13

15.4K 1K 5
                                    

" Feyzan, kızım kapıya bakiver."

" Bakıyorum annem."

Penceresi açık kalan tek yataklı odada bulduğumuz üç mektup bulduğumuz günün akşam üzeri saatlerinde çalan kapıyı açmak için isteksizce kapıya doğru yürüyorum. Vestiyerden aldığım feraceyi giyip şalıda başıma doluyorum.

" Kim o?"

" Ben Fatih."

Duyduğum söz karşısında irkiliyorum istemsizce, bu kadar çabuk mu diye geçiyor içimden. Nedensizce dönüp mutfak kapısından bana bakan Dideme bakıyorum. Herşeyden habersiz kapıyı açmamı bekliyor sessizce. Daha fazla beklemenin yararı olmadığını bilerek kapıyı aralıyorum.

" Selamın aleyküm Feyzan bacım, ben şey için gelmiştim de."

Gözleri hemen arkamda duran Dideme kayıyor, sevgi ve ardındaki çocuk özlemi gözlerinden okunuyor Fatihin. Ne diyeceğimi bilmez öylece kapıda dururken babam imdadıma yetişiyor.

" Selamın aleyküm Fatih, buyur içeri geç."

Fatih babamın verdiği Allahın selamını alırken eğilip elinden öpüyor. Ben ise bu arda içeriye girebilmeleri için kapıyı iyice açıp kenara çekiliyorum. Babam ve Fatih beraber salona geçtiklerinde bende Didemi kucağıma koltuğum bir kenarına oturuyorum. Evin içindeki sessizlik kulaklarımı tırmalarken sonunda bu sessizliğe dayanamayan babam oluyor anlaşılan.

" Mektubu okudun mu oğlum?"

" Evet Sami abi okudum konuya hakimsin değilmi?" bunu sorarken bir an Dideme bakıp sonra tekrar babama dönen Fatihe cevaben babm sadece başını sallıyor olumlu anlamda.

" Bana da bir mektup bırakmış, zannedersem aynı konudan bahsediyor. Peki ne düşünüyorsunuz? Rukiye kızım ile istişare ettiniz mi?"

" Açıkçası başta baya korktum Sami abi, ne yapacağımı bilemedim ama sonra eşim beni çok rahatlattı. Hepinizin malumu biz o gün bir kız evlat kaybettik Rukiye Allahın bize bir hediyesi olduğunu düşünüyor bu durumun."

" Ah ne acı çekti o kızcağız bilmem mi oğlum bilmem mi? " diyen annemin in gözleri de istemsizce yaşarıyor.

" Ne yapalım bilmem ki oğlum, bu yavruya nasıl anlatırız durumu?"

" İzin verirseniz Sami abi, Mahmure abla ben baş başa konuşmak istiyorum Didemle."

" Tabi oğlum tabi izin ne demek."

Babamın sözlerinin ardından salonda bir sessizlik oluyor. Fatihin yüzündeki tebessüm gittikçe büyüyor. Yeniden anne, baba olmanın sevincini içlerinde yaşayan güzel insanlar Fatih ve Rukiye. Didemin evden gideceğine ne kadar üzülmüş olsam da onların yaşayacağı bu sevinç her şeye değer diye düşünüyorum o anda.

Ben düşünce denizlerinde gezerken Fatih ayağa kalkıp, yanımıza geliyor. Didemin önünde diz çöküp göz hizasına geldikten sonra minik ellerini tuttuğu Dideme sevgiyle bakıyor.

" Prenses, benim canım çok sıkıldı parka oynamaya gidelim mi?"
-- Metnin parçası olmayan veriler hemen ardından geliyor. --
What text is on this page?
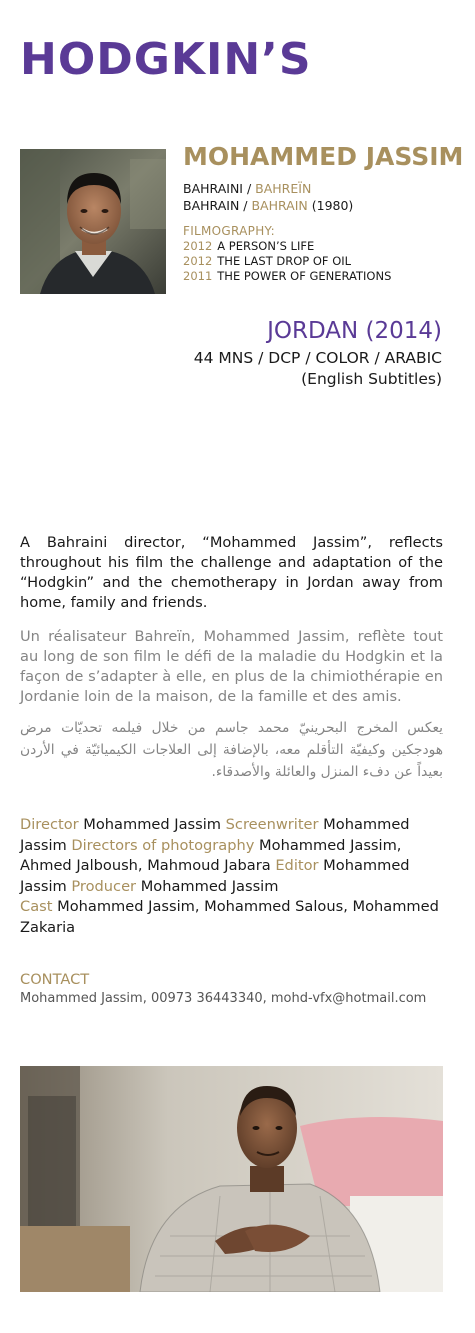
HODGKIN’S
MOHAMMED JASSIM
BAHRAINI / BAHREÏN
BAHRAIN / BAHRAIN (1980)
FILMOGRAPHY:
2012 A PERSON’S LIFE
2012 THE LAST DROP OF OIL
2011 THE POWER OF GENERATIONS
JORDAN (2014)
44 MNS / DCP / COLOR / ARABIC
(English Subtitles)

A Bahraini director, “Mohammed Jassim”, reflects throughout his film the challenge and adaptation of the “Hodgkin” and the chemotherapy in Jordan away from home, family and friends.

Un réalisateur Bahreïn, Mohammed Jassim, reflète tout au long de son film le défi de la maladie du Hodgkin et la façon de s’adapter à elle, en plus de la chimiothérapie en Jordanie loin de la maison, de la famille et des amis.

يعكس المخرج البحرينيّ محمد جاسم من خلال فيلمه تحديّات مرض هودجكين وكيفيّة التأقلم معه، بالإضافة إلى العلاجات الكيميائيّة في الأردن بعيداً عن دفء المنزل والعائلة والأصدقاء.

Director Mohammed Jassim Screenwriter Mohammed Jassim Directors of photography Mohammed Jassim, Ahmed Jalboush, Mahmoud Jabara Editor Mohammed Jassim Producer Mohammed Jassim
Cast Mohammed Jassim, Mohammed Salous, Mohammed Zakaria

CONTACT
Mohammed Jassim, 00973 36443340, mohd-vfx@hotmail.com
Didemin park kelimesini duyunca gözlerinde ışık yansa da işaret parmağını durağına götürüp birkaç saniye düşünüyor beyaz tavana bakarken. Aklına gelen şeyle yerinden sıçrıyor adeta.

" Fatih, eyma şekey de alalım mı peki?"

Çocuk sağlığı ile sorduğu soru herkesi gülümsetmeye yetiyor.

" Ah çocukluk." diyor annem.

" Feyzanda böyleydi hanım unuttun mu, hep karşılığını isterdi yaptığının."

" Unuturmuyum hiç."

Annemle babam sevgiyle geçmişi anarken, Fatih ile Didem de parkın yolunu tutuyorlar. Aslında belkide yeni hayatına, baştan beri olması gerektiği yola adımlıyor küçük kız. Henüz çok küçükken yeniden anne ve babasına kavuşuyor. Onlar bunu bilmesene Allah onları yine bir şekilde bir araya getirdiğinde, Allah'ın adaletine olan inancım bir kez daha artıyor. Belki hasret ablanın hiç suçu yoktu ama Bekir abi yaptığı yanlışların bedelini fazlasıyla ödüyordu. Allah adildi ve herşeyi görendi.